Пани Ковальская долго сверлит меня испытующим взглядом, но только сухо кивает:
– Что ж. Поверю вам в последний раз. Вы знаете, чем рискуете.
Она наконец снисходит до того, чтобы помочь мне выпрямиться.
– Думаю, нам лучше возвратиться в пансион. Я велю пану Лозинскому дать вам укрепляющее средство.
Какое‑то время мы идем молча. Лес уже не кажется ни мрачным, ни таинственным. Может, это из-за солнечного света, а может, из-за пани Ковальской, близкое присутствие которой делает все вокруг рациональным.
– Это правда, о чем все говорили во время службы? – Я больше не могу гонять эти мысли в опустевшей голове, мне нужно услышать их наяву.
Пани Ковальская косится на меня недовольно:
– Пока это только версия.
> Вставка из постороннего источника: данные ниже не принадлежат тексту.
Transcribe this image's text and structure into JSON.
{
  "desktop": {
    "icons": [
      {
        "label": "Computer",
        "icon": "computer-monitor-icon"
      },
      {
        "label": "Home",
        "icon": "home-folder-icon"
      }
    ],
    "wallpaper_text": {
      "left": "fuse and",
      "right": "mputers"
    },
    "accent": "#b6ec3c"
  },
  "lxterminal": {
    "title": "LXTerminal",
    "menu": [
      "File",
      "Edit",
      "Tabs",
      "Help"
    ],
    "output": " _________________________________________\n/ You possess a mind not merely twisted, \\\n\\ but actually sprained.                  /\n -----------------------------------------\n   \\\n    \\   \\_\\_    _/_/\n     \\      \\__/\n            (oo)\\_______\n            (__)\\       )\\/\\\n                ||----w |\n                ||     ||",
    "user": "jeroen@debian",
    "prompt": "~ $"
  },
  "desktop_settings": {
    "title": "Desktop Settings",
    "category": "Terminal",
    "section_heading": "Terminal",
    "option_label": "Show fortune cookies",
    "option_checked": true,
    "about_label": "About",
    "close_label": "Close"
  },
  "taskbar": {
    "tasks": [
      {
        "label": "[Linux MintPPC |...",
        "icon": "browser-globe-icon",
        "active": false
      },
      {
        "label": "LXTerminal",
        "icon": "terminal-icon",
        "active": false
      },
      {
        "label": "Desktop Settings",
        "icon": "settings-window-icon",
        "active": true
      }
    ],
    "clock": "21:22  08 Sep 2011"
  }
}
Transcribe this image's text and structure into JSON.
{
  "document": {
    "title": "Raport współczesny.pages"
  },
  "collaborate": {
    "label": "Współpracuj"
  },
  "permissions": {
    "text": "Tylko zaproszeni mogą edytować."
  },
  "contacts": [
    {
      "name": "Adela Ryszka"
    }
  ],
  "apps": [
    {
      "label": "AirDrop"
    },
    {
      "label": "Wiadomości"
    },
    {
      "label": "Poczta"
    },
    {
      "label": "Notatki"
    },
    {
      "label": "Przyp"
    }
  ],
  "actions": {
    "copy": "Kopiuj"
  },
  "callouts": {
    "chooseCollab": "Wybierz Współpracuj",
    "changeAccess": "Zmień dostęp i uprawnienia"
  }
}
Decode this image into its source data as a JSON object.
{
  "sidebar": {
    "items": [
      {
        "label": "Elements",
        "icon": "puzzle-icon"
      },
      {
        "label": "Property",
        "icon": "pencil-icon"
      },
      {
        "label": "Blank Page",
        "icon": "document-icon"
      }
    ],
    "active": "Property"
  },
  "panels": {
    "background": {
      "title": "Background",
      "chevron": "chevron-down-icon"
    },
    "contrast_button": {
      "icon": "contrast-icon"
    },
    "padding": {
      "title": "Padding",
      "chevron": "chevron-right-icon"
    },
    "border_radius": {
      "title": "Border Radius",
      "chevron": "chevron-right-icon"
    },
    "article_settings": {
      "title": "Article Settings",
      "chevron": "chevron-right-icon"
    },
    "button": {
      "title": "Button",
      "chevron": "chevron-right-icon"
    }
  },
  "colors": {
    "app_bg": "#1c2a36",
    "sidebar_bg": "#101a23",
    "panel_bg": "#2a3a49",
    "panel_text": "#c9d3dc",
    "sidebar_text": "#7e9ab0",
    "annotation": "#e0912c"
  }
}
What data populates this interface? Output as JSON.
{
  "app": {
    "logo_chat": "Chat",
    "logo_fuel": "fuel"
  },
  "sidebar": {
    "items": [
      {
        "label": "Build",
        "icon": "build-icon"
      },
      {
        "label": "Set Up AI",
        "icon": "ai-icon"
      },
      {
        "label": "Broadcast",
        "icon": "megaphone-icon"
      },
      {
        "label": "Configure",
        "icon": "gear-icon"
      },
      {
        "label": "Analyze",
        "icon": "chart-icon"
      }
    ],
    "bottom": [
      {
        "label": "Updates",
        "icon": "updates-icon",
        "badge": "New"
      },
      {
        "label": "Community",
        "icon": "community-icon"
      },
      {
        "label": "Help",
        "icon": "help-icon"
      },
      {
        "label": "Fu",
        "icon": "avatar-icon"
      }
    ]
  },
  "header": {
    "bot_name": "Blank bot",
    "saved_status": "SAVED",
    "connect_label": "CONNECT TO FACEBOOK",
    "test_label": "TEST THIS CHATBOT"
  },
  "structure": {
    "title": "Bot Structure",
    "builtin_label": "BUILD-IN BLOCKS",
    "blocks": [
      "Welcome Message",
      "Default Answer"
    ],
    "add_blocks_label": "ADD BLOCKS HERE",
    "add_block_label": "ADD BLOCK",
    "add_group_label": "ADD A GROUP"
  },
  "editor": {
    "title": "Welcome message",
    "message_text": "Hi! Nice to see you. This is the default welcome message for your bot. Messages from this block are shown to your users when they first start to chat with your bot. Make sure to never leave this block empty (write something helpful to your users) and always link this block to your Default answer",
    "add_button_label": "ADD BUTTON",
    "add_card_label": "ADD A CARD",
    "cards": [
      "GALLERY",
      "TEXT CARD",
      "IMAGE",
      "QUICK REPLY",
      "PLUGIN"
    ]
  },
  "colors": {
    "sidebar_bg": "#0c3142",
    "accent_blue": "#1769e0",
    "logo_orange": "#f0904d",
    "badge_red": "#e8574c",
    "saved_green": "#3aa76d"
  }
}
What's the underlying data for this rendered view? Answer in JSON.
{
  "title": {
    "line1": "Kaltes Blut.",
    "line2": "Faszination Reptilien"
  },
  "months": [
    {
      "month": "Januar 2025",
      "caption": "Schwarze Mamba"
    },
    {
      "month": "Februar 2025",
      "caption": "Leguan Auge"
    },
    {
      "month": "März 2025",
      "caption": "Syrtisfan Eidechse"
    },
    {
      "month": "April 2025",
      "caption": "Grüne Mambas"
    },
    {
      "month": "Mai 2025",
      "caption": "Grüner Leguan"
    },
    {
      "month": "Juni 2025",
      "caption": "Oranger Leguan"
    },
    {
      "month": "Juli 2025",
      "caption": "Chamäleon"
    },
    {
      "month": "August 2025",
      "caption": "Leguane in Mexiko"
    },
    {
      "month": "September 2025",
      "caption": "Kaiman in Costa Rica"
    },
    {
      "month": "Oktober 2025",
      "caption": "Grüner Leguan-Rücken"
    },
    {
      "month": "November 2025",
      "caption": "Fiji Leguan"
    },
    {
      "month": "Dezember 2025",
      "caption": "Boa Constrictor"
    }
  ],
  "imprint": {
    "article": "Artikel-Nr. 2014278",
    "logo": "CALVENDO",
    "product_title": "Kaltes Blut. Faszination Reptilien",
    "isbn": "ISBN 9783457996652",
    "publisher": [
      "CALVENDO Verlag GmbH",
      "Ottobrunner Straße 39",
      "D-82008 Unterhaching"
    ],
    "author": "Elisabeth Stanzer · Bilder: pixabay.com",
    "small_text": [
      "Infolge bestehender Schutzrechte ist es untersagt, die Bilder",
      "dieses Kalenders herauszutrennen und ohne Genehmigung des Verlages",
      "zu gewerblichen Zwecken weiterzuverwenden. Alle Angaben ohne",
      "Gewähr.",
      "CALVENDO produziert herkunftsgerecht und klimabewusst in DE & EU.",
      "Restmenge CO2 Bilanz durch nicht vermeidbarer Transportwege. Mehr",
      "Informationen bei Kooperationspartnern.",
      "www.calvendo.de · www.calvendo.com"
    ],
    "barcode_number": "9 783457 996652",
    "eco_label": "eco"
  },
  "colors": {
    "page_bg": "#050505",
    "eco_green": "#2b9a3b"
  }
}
Пан следователь не хотел, чтобы девочки знали, но это все равно стало бы явным.
– Когда он пропал?
– Тот служка? – Дама-горностай готова оскалиться. – Вечером, накануне. Пан следователь разыскивает обоих. Но гарантий, что их найдут вместе, нет.
Она лжет. Юлия сбежала не одна.
Он вышел через черный ход пристройки у костела. У него тоже было мало вещей. Они встретились прямо здесь, на тропинке, по которой меня тащит директриса. Он ждал долго и успел замерзнуть. Его пальцы в вязаных перчатках едва гнулись.
Мне снова плохо. Внутри сотня раскаленных добела игл, и они жалят, жалят. Я бы осела прямо на истертые камни тропы, если бы не пани Ковальская, вцепившаяся в мой локоть:
– Магдалена, держите себя в руках!
И я держу, о, я держу себя в руках ровно до тех пор, пока не показываются среди голых ветвей золотистые шпили громоотводов на обеих башенках пансиона. Тогда я единственный раз позволяю себе обернуться на тропу, где он поправил мой шарф и снял ресницу с щеки. И увел в неизвестность Юлию.
Но я не имею права чувствовать себя обманутой. Ведь я первой отказалась от Штефана. Я решила так сама.
18 октября 1925 г.
Открываю глаза и вижу Касю. Кася смотрит на меня и не мигает. Наши лица ровно друг напротив друга. Мертвая подруга лежит на краю моей постели, будто пришла пошептаться среди ночи. Тонкие губы смущенно кривятся, ладони зажаты между острых коленей.
– Ну, здравствуй, Магда, – шепчет Кася, вот только губы ее не шевелятся.
– Здравствуй, – хриплю и тянусь к ней, но движения даются тяжко, будто под толщей воды.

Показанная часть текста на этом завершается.